5) “Arlene Foster has been vindicated by an independent senior civil servant”.

This is misleading. The claim relates to the evidence of Dr Andrew McCormick, the most senior official in Mr Hamilton’s department, at the Public Accounts Committee (PAC) a fortnight ago. He said that Mrs Foster had followed civil service advice throughout the scheme. However, Dr McCormick is not in a position to “vindicate” Mrs Foster in relation to all the criticisms she faces. He made the comments in passing at a committee in response to a DUP MLA’s question – not formally after any sort of investigation. And he explicitly said that he was in no position to comment on the competence of ministers.

6) “All parties in the Assembly voted for the flawed scheme”.

This is correct – but not the whole story. The candour of DUP ministers in giving the Assembly all the necessary information is in question. As late as February 2016 – as Jonathan Bell was moving to shut the scheme entirely because he knew that it was financially disastrous – Mr Bell claimed the scheme was “very successful”. The other parties face more questions over why they did not spot the fundamental flaw in the regulations when they first came before the Assembly in 2012.

7) “At all times Arlene Foster followed Civil Service advice, including that there was no need for cost controls called ‘tiering’.”

Based on the evidence of Dr McCormick at the PAC, this is correct. Dr McCormick was contrite on behalf of the Civil Service, telling MLAs that “ministers have the right to expect that civil servants will get this sort of thing right”. The opposition highlights that it is not simply the role of a minister to rubber-stamp officials’ advice and we know that a whistleblower personally contacted Mrs Foster in 2013.

8) “There was no overspend or warning of an overspend during Arlene Foster’s time as minister”.

This is correct. In 2014-15, Mrs Foster’s final year at DETI, there was an underspend of £4 million. The overspend came months after she left during the massive ‘spike’ in applications. However, the spike was only possible because of the removal of cost controls while Mrs Foster was minister. Another key fact which is omitted is that Dr McCormick has said that a DUP Spad – inexplicably, and against civil servants’ advice – delayed introducing cost controls just before the spike.

9) “Arlene Foster took ministerial responsibility and apologised for what went wrong from the start”.

Mrs Foster has repeatedly blamed her officials for the debacle – although her tone has gradually changed.

The day after the December 6 BBC Spotlight, Mrs Foster gave her first reaction to UTV’s Tracey Magee.
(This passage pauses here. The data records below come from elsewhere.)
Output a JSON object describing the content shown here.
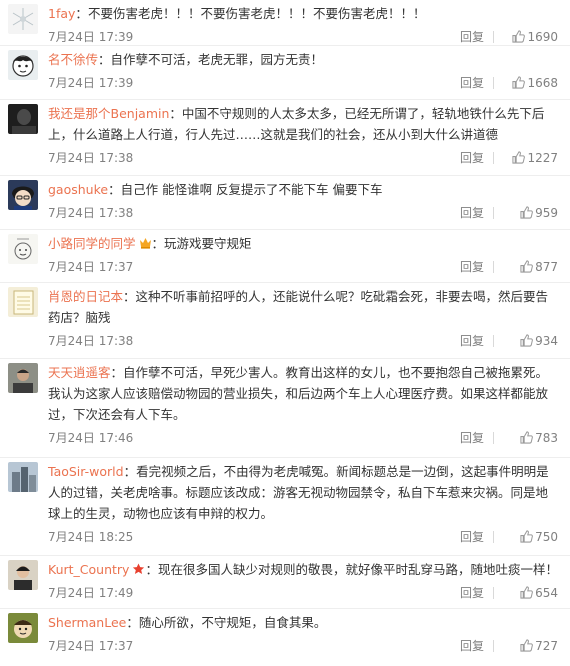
{
  "ui": {
    "reply_label": "回复",
    "colon": "："
  },
  "colors": {
    "username": "#eb7350",
    "meta": "#808080",
    "text": "#333333"
  },
  "comments": [
    {
      "user": "1fay",
      "text": "不要伤害老虎！！！不要伤害老虎！！！不要伤害老虎！！！",
      "time": "7月24日 17:39",
      "likes": "1690",
      "avatar": "avatar-dandelion"
    },
    {
      "user": "名不徐传",
      "text": "自作孽不可活，老虎无罪，园方无责！",
      "time": "7月24日 17:39",
      "likes": "1668",
      "avatar": "avatar-cartoon-boy"
    },
    {
      "user": "我还是那个Benjamin",
      "text": "中国不守规则的人太多太多，已经无所谓了，轻轨地铁什么先下后上，什么道路上人行道，行人先过……这就是我们的社会，还从小到大什么讲道德",
      "time": "7月24日 17:38",
      "likes": "1227",
      "avatar": "avatar-dark-photo"
    },
    {
      "user": "gaoshuke",
      "text": "自己作 能怪谁啊 反复提示了不能下车 偏要下车",
      "time": "7月24日 17:38",
      "likes": "959",
      "avatar": "avatar-anime-boy"
    },
    {
      "user": "小路同学的同学",
      "text": "玩游戏要守规矩",
      "time": "7月24日 17:37",
      "likes": "877",
      "avatar": "avatar-doodle",
      "badge": "vip-badge"
    },
    {
      "user": "肖恩的日记本",
      "text": "这种不听事前招呼的人，还能说什么呢？吃砒霜会死，非要去喝，然后要告药店？脑残",
      "time": "7月24日 17:38",
      "likes": "934",
      "avatar": "avatar-notebook"
    },
    {
      "user": "天天逍遥客",
      "text": "自作孽不可活，早死少害人。教育出这样的女儿，也不要抱怨自己被拖累死。我认为这家人应该赔偿动物园的营业损失，和后边两个车上人心理医疗费。如果这样都能放过，下次还会有人下车。",
      "time": "7月24日 17:46",
      "likes": "783",
      "avatar": "avatar-man-photo"
    },
    {
      "user": "TaoSir-world",
      "text": "看完视频之后，不由得为老虎喊冤。新闻标题总是一边倒，这起事件明明是人的过错，关老虎啥事。标题应该改成：游客无视动物园禁令，私自下车惹来灾祸。同是地球上的生灵，动物也应该有申辩的权力。",
      "time": "7月24日 18:25",
      "likes": "750",
      "avatar": "avatar-building-photo"
    },
    {
      "user": "Kurt_Country",
      "text": "现在很多国人缺少对规则的敬畏，就好像平时乱穿马路，随地吐痰一样！",
      "time": "7月24日 17:49",
      "likes": "654",
      "avatar": "avatar-person-photo",
      "badge": "star-badge"
    },
    {
      "user": "ShermanLee",
      "text": "随心所欲，不守规矩，自食其果。",
      "time": "7月24日 17:37",
      "likes": "727",
      "avatar": "avatar-cartoon-face"
    }
  ]
}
She did not accept any responsibility and said: “There really isn’t anything more with hindsight that I could have done, given the advice that was given to me at the time.” A few days later, she was interviewed by the BBC’s political editor, Mark Devenport. Afterwards, he summed up her mood as “pretty determined and unapologetic”.

However, by December 19, when Mrs Foster addressed the Assembly, she said: “As minister, I accept responsibility for the work of the department during my time at DETI. Once again, for the avoidance of doubt, I believe that it is right and proper that I answer to the Assembly for my role in the RHI scheme, and not for one moment do I seek to shirk or avoid that responsibility.”

Even though aspects of the DUP leaflet are inaccurate, political advertising is exempt from the regulations which govern commercial advertising. The Advertising Standards Authority (ASA) says that this is in order to protect freedom of speech and that it would be “inappropriate for a body like the ASA to intervene in the democratic process”.

Ironically, the leaflet claims for itself the noble endeavour of getting “behind all the spin” and establishing “facts”.

Actually, parts of the flyer are true, parts of it are economical with the truth and parts of its are unquestionably wrong.

Taken as a whole, this is a leaflet which contains seriously misleading claims.

If the DUP was truly confident of how it has handled the RHI crisis, why would some of its senior members feel the need to put out something which is so demonstrably inaccurate?